Portai il piatto alla bocca e bevvi. Inghiottii i pezzi senza masticare. Il grasso della pancetta mi ricopriva la gola. Era un’esplosione di sapori che avevo dimenticato. Sale, carne. Mangiai tremando, osservando Bruno con la coda dell’occhio, temendo che potesse riprendersi il piatto. Lui, nel frattempo, mi osservava.

Aveva posato il giornale. Mi scrutava con un’attenzione clinica, quasi tenera, ma una tenerezza che mi faceva accapponare la pelle. Osservava le mie labbra unte, il mio collo sottile mentre deglutivo. Quando il piatto fu vuoto, ne leccai il fondo. Non volevo perdere nemmeno una goccia. Lo rimisi giù delicatamente. “Grazie, Herr Blockältester.” Bruno sorrise.

Si alzò. Era immenso in quella piccola stanza. Dominava tutto. Si avvicinò a me. Sentii il mio corpo contrarsi. L’istinto di fuggire urlava dentro di me, ma il mio stomaco pieno mi diceva di restare. Allungò la mano e afferrò il tessuto della mia giacca a righe. Se lo strofinò tra le dita con disgusto. “Puzzi, Lucas!” disse.

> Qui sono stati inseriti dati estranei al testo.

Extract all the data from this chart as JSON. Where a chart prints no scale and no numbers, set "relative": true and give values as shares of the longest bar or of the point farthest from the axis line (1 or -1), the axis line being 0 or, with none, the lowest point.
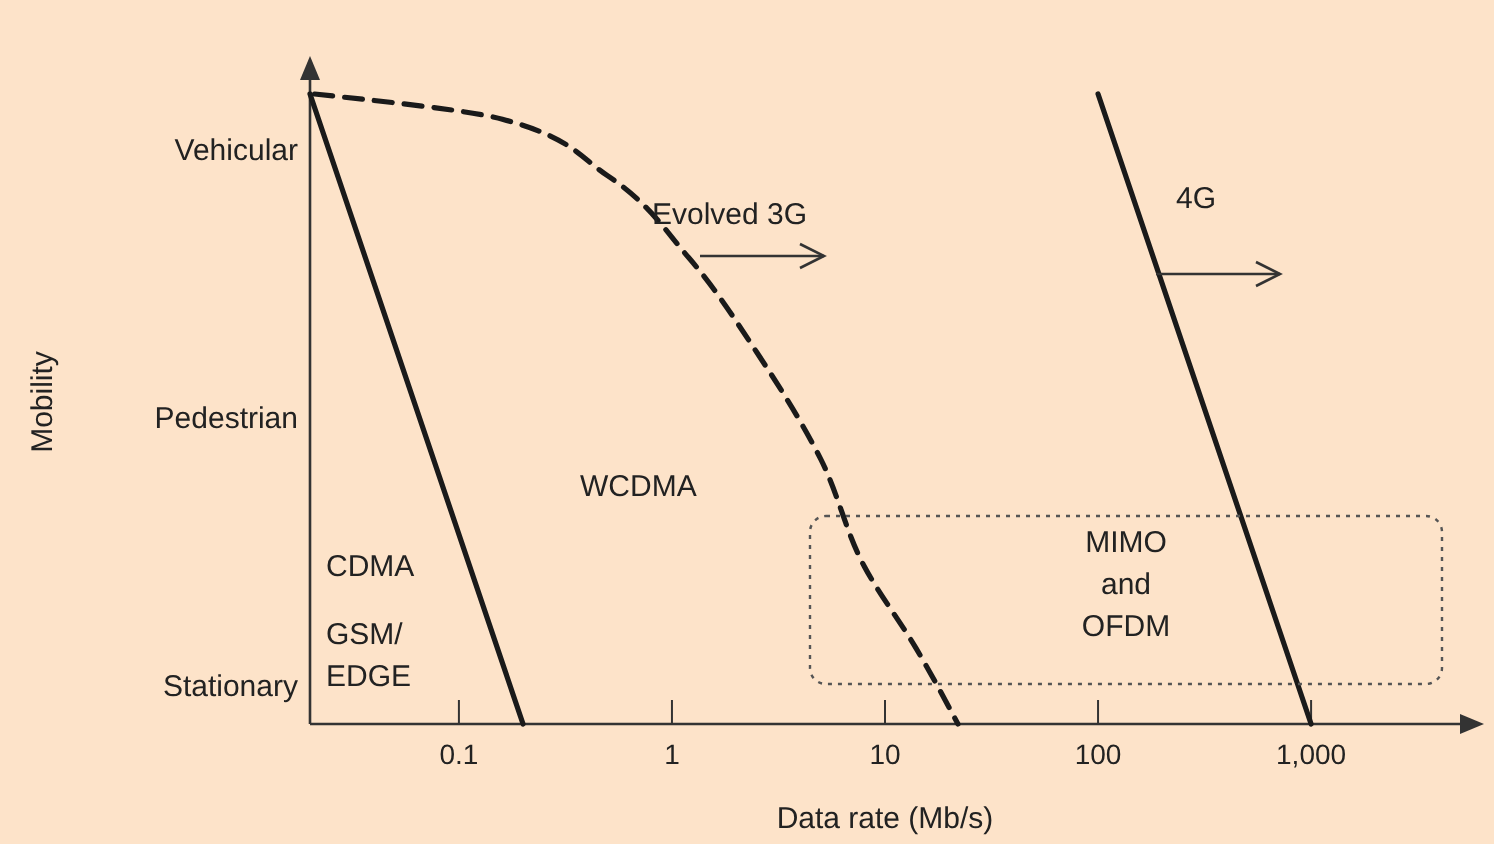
{
  "chart_data": {
    "type": "line",
    "relative": true,
    "xlabel": "Data rate (Mb/s)",
    "log": "x",
    "xlim": [
      0.02,
      5000
    ],
    "xticks": [
      0.1,
      1,
      10,
      100,
      {
        "value": 1000,
        "label": "1,000"
      }
    ],
    "marker": "none",
    "series": [
      {
        "color": "#1a1a1a",
        "line_style": "solid",
        "x": [
          0.02,
          0.2
        ],
        "values": [
          1,
          0
        ]
      },
      {
        "color": "#1a1a1a",
        "line_style": "dashed",
        "x": [
          0.021,
          0.16,
          0.5,
          1.2,
          2.5,
          5,
          8,
          14,
          22
        ],
        "values": [
          1,
          0.96,
          0.87,
          0.74,
          0.59,
          0.42,
          0.25,
          0.12,
          0
        ]
      },
      {
        "color": "#1a1a1a",
        "line_style": "solid",
        "x": [
          100,
          1000
        ],
        "values": [
          1,
          0
        ]
      }
    ],
    "annotations": [
      "Evolved 3G",
      "4G",
      "WCDMA",
      "CDMA",
      "GSM/\nEDGE",
      "MIMO\nand\nOFDM",
      "Vehicular",
      "Pedestrian",
      "Stationary",
      "Mobility"
    ]
  }
}
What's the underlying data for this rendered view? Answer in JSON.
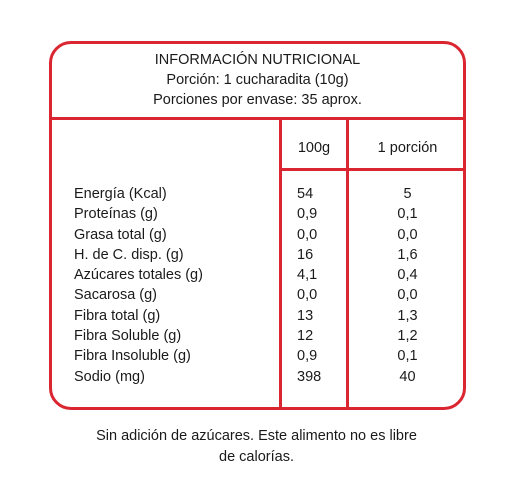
{
  "header": {
    "title": "INFORMACIÓN NUTRICIONAL",
    "portion": "Porción: 1 cucharadita (10g)",
    "servings": "Porciones por envase: 35 aprox."
  },
  "columns": {
    "per100": "100g",
    "perPortion": "1 porción"
  },
  "rows": [
    {
      "label": "Energía (Kcal)",
      "per100": "54",
      "perPortion": "5"
    },
    {
      "label": "Proteínas (g)",
      "per100": "0,9",
      "perPortion": "0,1"
    },
    {
      "label": "Grasa total (g)",
      "per100": "0,0",
      "perPortion": "0,0"
    },
    {
      "label": "H. de C. disp. (g)",
      "per100": "16",
      "perPortion": "1,6"
    },
    {
      "label": "Azúcares totales (g)",
      "per100": "4,1",
      "perPortion": "0,4"
    },
    {
      "label": "Sacarosa (g)",
      "per100": "0,0",
      "perPortion": "0,0"
    },
    {
      "label": "Fibra total (g)",
      "per100": "13",
      "perPortion": "1,3"
    },
    {
      "label": "Fibra Soluble (g)",
      "per100": "12",
      "perPortion": "1,2"
    },
    {
      "label": "Fibra Insoluble (g)",
      "per100": "0,9",
      "perPortion": "0,1"
    },
    {
      "label": "Sodio (mg)",
      "per100": "398",
      "perPortion": "40"
    }
  ],
  "footer": {
    "line1": "Sin adición de azúcares. Este alimento no es libre",
    "line2": "de calorías."
  }
}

«Puzzi di campo, puzzi di morte.» Mi lasciò andare e indicò un angolo della stanza. C’era una bacinella smaltata su uno sgabello e una brocca di acqua fumante – acqua calda. Accanto, un pezzo di vero sapone e un asciugamano di spugna bianco. Bianco. Non vedevo niente di bianco da sei mesi. «Non condivido il mio  letto  con la sporcizia», dichiarò Bruno. «Lavati.» 

Tornò a sedersi sulla sedia, accavallò le gambe e accese una sigaretta. Mi bloccai. Mi lavavo nuda davanti a lui. Nel dormitorio, la nudità non aveva più significato. Eravamo scheletri asessuati. Ma qui, in questa stanza riscaldata, sotto questa luce gialla, la nudità tornava a essere qualcosa di intimo, qualcosa di sessuale.

“Dai, schnelle!” abbaiò. Iniziai a slacciarmi i bottoni con le mie dita pesanti. Mi tolsi la giacca, la camicia sporca. Apparve il mio torso. Le costole sporgevano come le sbarre di una gabbia. La mia pelle era grigia, coperta di morsi di pidocchi. Mi abbassai i pantaloni. Mi ritrovai nuda, in piedi in mezzo alla stanza, a coprirmi i genitali con le mani.

Bruno esalò una lunga nuvola di fumo blu. I suoi occhi percorsero il mio corpo dal basso verso l’alto. Non guardò la mia magrezza con pietà; la guardò con avidità. “Sei un osso bellissimo”, disse, “un po’ troppo affilato, ma sistemeremo questo. Con le mie razioni, ritroverai la tua forma. Sarai magnifico.” Indicò il catino.